Beyond Hereford, my route took me past a number of beef processing plants and more feedlots. Even with a slight breeze, the stench was overwhelming for a city slicker like myself. I later learned that the odor comes from what locals call “shust”—cow excrement and dust from industrial feedlots—and that breathing it long-term can cause health problems. I did my best to breathe through my mouth all the way to Friona.

At home, I pretty much stick to a plant-based diet, but out here on the road, I eat what is available and close at hand. That often means fast food. So I was happy to find a local Thai joint, Thai Sky, across the street from my hotel. I ate well, chowing down on tofu and veggie stir fry. It felt good.

Photograph by Aaron Chamberlain

Friona to Morton

October 1, Distance: 67 Miles

It was thirty miles to the town of Muleshoe, with nothing in between Friona and there, so I made sure to load up on water and snacks before leaving for the day. In Muleshoe, I had to take a long break to finish some day-job work. I got a Big Mac and sat outside McDonald’s to mooch off of their Wi-Fi. McDonald’s Wi-Fi is a reliable amenity on the road.
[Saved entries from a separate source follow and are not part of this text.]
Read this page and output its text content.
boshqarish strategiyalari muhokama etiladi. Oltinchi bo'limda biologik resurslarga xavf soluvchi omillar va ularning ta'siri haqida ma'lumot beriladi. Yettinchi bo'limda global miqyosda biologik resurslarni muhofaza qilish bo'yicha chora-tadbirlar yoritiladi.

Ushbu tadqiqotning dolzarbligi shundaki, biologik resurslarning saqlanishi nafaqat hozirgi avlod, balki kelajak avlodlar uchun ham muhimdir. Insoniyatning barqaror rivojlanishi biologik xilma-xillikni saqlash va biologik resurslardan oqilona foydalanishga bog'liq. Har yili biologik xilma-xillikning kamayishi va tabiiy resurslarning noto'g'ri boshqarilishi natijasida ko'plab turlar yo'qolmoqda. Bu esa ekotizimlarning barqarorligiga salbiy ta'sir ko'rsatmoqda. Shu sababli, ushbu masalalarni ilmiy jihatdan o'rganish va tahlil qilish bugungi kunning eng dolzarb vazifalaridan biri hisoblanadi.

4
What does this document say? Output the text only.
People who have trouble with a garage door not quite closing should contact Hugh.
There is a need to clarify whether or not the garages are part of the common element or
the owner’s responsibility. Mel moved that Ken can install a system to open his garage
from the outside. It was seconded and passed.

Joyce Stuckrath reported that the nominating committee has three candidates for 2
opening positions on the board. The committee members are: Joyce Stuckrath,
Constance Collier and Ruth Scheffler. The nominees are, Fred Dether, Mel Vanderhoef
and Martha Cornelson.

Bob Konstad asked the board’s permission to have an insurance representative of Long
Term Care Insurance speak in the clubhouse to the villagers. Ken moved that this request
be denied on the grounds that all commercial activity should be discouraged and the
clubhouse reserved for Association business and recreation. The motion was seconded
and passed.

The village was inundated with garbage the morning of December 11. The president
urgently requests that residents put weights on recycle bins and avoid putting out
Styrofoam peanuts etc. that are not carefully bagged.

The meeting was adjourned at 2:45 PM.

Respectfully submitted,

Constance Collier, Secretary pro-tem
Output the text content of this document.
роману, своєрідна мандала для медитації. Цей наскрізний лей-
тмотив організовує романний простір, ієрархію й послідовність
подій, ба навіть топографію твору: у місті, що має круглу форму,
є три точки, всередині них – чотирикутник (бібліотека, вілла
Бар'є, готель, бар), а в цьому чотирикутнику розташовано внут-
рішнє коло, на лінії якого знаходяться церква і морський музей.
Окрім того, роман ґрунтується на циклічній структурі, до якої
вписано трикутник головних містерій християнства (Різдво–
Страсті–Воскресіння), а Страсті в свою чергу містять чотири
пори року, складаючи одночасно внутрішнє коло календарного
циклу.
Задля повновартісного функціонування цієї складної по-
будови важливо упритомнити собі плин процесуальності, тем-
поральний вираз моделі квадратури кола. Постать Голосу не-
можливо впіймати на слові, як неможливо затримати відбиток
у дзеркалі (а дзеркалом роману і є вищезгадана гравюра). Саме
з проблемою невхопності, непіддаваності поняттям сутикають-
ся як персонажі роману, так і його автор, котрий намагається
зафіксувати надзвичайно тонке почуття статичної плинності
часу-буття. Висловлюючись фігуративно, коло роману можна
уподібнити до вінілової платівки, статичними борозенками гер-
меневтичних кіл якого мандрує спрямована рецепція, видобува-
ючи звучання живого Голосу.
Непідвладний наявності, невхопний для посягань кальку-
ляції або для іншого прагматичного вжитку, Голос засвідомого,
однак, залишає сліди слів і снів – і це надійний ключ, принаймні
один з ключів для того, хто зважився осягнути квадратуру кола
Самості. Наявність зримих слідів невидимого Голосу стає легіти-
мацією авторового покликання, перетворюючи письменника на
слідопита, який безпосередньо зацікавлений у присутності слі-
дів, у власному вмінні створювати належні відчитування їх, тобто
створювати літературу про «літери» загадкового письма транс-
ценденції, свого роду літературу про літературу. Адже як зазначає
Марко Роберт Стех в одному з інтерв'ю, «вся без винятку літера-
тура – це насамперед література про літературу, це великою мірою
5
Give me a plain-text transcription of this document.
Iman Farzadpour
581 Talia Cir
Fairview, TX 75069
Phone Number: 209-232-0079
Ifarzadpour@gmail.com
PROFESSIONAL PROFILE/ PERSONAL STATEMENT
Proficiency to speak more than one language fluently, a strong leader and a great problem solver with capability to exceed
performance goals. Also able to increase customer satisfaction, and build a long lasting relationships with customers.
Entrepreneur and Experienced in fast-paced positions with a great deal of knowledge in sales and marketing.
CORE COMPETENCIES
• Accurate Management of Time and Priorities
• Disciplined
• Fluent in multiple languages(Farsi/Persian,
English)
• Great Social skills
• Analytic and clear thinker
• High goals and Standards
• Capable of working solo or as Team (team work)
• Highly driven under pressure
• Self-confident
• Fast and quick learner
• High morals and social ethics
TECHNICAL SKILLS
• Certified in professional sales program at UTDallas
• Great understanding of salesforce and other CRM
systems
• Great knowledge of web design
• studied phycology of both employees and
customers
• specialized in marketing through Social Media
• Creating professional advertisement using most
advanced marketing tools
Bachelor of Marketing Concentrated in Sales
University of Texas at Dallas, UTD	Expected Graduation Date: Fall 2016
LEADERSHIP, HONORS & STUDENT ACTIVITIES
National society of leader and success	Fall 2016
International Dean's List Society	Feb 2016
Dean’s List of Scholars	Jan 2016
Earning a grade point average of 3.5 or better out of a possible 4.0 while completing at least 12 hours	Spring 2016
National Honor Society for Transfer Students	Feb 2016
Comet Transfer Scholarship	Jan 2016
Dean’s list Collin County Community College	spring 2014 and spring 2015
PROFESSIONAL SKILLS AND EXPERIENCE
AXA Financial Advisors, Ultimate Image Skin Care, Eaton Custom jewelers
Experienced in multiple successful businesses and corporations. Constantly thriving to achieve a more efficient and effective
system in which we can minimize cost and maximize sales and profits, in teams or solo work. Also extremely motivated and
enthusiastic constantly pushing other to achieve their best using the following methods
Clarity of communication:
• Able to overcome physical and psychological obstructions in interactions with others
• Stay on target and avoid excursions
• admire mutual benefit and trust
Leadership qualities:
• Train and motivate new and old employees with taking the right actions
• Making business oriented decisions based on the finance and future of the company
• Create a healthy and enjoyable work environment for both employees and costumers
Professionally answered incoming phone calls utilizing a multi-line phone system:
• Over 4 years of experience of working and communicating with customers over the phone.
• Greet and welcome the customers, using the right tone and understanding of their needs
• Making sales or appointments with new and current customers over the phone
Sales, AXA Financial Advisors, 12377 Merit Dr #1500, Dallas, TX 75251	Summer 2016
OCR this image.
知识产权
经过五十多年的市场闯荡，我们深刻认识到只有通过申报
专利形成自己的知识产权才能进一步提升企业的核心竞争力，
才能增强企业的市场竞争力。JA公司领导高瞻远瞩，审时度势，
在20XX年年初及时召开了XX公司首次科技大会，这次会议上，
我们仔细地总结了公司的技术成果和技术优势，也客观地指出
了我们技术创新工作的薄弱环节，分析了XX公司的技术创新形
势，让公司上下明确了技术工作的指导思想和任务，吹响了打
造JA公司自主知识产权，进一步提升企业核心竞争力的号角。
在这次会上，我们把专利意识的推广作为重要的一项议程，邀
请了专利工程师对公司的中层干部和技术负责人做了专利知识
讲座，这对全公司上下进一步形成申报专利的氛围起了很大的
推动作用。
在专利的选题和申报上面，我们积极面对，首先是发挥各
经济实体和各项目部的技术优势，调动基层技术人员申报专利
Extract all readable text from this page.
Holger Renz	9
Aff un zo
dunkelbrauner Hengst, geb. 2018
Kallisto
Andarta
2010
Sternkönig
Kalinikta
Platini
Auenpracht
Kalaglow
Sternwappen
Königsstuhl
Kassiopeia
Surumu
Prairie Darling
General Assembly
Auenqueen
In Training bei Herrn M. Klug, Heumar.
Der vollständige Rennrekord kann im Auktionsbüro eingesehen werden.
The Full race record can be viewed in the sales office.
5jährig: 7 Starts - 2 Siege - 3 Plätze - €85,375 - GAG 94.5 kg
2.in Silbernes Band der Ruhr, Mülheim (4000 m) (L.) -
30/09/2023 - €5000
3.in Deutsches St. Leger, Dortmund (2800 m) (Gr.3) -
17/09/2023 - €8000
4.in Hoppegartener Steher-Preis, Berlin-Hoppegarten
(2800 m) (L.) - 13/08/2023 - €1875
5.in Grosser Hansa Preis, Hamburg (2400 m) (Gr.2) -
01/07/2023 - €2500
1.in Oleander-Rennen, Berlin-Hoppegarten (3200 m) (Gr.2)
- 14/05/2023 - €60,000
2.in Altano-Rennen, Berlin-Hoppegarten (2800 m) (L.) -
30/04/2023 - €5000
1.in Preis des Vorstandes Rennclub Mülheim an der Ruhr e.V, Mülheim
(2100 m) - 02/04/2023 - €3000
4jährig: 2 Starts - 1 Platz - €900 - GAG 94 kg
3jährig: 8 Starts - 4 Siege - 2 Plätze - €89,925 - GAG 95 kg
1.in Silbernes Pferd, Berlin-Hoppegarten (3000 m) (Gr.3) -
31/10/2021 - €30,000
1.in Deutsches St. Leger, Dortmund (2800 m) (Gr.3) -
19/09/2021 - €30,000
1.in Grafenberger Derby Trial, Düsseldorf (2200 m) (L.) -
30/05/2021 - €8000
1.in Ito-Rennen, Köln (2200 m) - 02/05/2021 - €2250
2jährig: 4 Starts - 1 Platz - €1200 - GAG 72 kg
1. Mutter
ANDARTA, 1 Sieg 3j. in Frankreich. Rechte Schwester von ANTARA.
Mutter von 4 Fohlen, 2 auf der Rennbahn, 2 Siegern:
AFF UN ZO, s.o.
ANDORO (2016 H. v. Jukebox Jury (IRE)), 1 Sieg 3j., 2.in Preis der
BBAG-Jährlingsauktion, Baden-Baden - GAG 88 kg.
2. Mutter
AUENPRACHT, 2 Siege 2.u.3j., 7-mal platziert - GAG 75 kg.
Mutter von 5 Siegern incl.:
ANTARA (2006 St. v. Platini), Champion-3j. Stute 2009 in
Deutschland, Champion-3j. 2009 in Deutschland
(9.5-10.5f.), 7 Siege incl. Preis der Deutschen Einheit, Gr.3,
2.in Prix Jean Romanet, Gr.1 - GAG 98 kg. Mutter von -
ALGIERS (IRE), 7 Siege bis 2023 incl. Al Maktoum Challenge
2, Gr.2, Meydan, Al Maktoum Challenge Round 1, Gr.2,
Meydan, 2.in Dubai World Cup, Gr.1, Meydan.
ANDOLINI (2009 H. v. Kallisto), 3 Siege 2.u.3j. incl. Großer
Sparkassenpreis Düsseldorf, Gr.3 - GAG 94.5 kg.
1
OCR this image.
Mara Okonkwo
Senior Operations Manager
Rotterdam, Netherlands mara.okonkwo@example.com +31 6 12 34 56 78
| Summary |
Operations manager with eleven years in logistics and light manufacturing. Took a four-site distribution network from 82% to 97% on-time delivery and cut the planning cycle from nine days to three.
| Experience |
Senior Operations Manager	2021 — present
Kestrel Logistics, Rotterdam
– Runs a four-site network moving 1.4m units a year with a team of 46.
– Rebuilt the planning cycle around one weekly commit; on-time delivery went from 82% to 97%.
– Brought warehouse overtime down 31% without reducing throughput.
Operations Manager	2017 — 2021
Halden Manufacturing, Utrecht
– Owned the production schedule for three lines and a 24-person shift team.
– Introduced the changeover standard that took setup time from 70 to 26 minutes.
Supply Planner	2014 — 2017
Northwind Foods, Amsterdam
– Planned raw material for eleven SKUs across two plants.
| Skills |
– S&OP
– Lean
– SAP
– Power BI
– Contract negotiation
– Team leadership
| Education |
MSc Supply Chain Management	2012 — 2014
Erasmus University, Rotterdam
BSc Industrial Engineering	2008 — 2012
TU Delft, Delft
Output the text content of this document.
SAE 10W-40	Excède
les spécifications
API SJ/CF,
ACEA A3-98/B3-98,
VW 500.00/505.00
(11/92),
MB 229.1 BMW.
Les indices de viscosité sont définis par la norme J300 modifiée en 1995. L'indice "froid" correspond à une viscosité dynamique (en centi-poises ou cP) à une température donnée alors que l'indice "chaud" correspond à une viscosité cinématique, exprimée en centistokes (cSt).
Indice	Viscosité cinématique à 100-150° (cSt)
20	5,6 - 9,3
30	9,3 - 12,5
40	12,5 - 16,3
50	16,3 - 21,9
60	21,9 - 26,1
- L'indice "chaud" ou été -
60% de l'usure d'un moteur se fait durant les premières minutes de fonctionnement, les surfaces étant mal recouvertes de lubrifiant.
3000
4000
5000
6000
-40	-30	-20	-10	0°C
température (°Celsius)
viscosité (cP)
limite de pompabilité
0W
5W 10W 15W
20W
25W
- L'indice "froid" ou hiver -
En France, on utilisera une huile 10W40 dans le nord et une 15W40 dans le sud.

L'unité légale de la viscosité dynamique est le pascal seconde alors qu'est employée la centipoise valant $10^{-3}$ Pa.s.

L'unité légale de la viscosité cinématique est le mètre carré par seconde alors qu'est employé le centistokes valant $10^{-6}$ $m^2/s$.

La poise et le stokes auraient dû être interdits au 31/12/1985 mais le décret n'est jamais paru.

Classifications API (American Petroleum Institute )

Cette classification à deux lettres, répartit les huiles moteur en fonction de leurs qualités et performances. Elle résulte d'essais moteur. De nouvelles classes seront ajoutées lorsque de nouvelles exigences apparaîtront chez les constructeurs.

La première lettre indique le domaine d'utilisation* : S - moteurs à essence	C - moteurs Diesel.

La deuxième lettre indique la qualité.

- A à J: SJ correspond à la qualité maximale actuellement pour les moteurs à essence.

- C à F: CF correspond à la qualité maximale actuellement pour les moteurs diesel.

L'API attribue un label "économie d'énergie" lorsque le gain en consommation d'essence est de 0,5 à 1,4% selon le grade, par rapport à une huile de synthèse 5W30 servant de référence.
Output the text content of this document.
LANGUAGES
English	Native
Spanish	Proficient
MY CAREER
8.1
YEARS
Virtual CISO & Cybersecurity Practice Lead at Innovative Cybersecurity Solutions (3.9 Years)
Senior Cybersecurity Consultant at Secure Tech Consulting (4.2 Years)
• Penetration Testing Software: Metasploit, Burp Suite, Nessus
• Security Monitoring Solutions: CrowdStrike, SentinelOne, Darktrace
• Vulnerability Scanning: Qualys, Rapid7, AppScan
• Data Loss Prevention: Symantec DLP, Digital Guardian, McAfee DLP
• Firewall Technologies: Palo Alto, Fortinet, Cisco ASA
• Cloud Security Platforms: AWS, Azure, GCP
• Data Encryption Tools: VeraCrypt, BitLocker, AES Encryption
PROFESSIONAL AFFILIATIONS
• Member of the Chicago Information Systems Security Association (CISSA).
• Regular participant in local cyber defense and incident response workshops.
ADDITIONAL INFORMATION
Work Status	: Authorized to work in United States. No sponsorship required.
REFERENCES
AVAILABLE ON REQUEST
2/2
Once the work was done, it was time to have some fun, by which I mean riding into a headwind. The headwind lasted all the way to Muleshoe National Wildlife Refuge, twenty miles away. Outside the refuge, I picked up a dropped antler I spotted next to the road. It’s my only keepsake from the trip so far (I don’t have a lot of room on the bike for much else). Inside the refuge, the land was desolate yet beautiful. I was hoping to spot some actual wildlife, but the only animals I saw were some fire ants when I was taking a refueling brake. The rest of the ride was flat and hotter than it had been in a few days. It had me looking for shade on a stretch of road that was severely lacking in trees. I was very happy when I arrived at an RV park in Morton, where I’d be camping, and was greeted by a horde of puppies. I wish every ride ended with puppies.

Morton to Denver City

October 2, Distance: 54 Miles

What a day. I made plans to meet Shawn Phillips, a friend and co-owner of Good Line Beer Company, at Allsup’s at 7 a.m., along with two of his friends from Lubbock. They were going to ride with me for the first fifteen or so miles. When I got to Allsup’s, they were not there, but that was fine, because I had to change my back tube. The process takes a while, since I have to basically unload the entire bike to flip it over and take off my wheel. Finally, when my bike was good to go, they still had not arrived. I called Shawn and he said they were waiting at Allsup’s. It turns out that Morton, a little town of 1,800 people, has two Allsup’s. Once we figured that out, we joined up and I met his friends: Jerod Foster, a photographer, professor at Texas Tech, and avid cyclist, and Bryan Giemza, also a professor at Texas Tech. Jerod and I realized that we already followed each other on Instagram. After our introductions, we were on the road. It was a nice, mostly flat ride to Denver City. The first hour was easy and we took it at a pace that allowed for conversation. Then the headwind started to pick up. It wasn’t too bad, yet, but I knew it was going to get nasty later. Around fifteen miles in, we took a break to shoot a few photos and say our goodbyes. The other guys turned off down a gravel road to make their way back to their cars, and I continued south. Fast-forward half an hour and I was fighting 15–20 miles per hour headwinds. I was going slow—very slow. From Morton, it’s forty miles until the next town of Plains and I was barely halfway there. I made the best of it, taking it slow and making sure to enjoy the scenery, which there was not much of.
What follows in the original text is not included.